Megan Alice Clune is a musician, composer and artist based on Gadigal/Wangal country, Sydney, Australia. Her work explores the dynamic relationships between music, technology, the body and temporality through composition, performance and installation. Her 2021 album, If You Do, was released on Room 40 to critical acclaim.

Artist notes:

I shut my eyes to meditate and the inverse glow of the computer screen sears the back of my eyelids.

Digital Auras consists of manipulated percussion samples, synthesiser drones and improvised singing. The piece is a continuation of my exploration of the voice and technology, but this time, writing felt loose and organic. The mind playing with the tools it had at hand in a state of flow. After spending some time tinkering with the samples and my analogue synthesiser, pushing them almost beyond recognition, I felt my Auto-Tuned, reverb-soaked voice drift through the Ableton session with a simple melody. The improvisation captured a sense of weightlessness; the recording captured a moment in time.

As the digital era presents us with infinite reproductions, I wonder: what happens to the aura of the original?

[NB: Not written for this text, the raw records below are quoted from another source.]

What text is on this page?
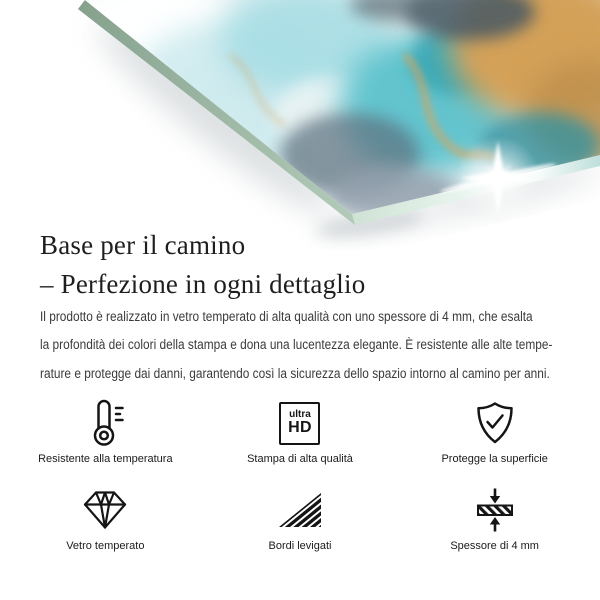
Base per il camino
– Perfezione in ogni dettaglio
Il prodotto è realizzato in vetro temperato di alta qualità con uno spessore di 4 mm, che esalta
la profondità dei colori della stampa e dona una lucentezza elegante. È resistente alle alte tempe-
rature e protegge dai danni, garantendo così la sicurezza dello spazio intorno al camino per anni.
Resistente alla temperatura
ultra
HD
Stampa di alta qualità	Protegge la superficie
Vetro temperato	Bordi levigati	Spessore di 4 mm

Listening, the way that we listen, has always been an area of great interest and research for me. I learnt a deeply focused listening from my studies as a classical clarinettist: listening to the sounds within sounds, how to manipulate sound as it carries and morphs within the concert hall. But there is a hierarchy at place here and a strict sense of right and wrong, which I came to resist when composing in favour of a de-centred approach. In de-centred listening, the body of the listener and the environment in which listening takes place are held equally to the music. Much of my music is written with this in mind, leaving some space in acknowledgement that it will be consumed on a train, in a car, while cleaning the house, as much as it will be heard live or on a dedicated sound system with undivided attention.

The context plays a similar role in writing music too: after finishing Digital Auras, I realised the pitch of the synthesiser heard at the opening is the same as my fridge that sits only two metres away from where I wrote it. You could say that the drone is the truest form of ambient music – it’s in the buzz, the hum that’s heard everywhere in urban landscapes, if we pay attention, if we only listen.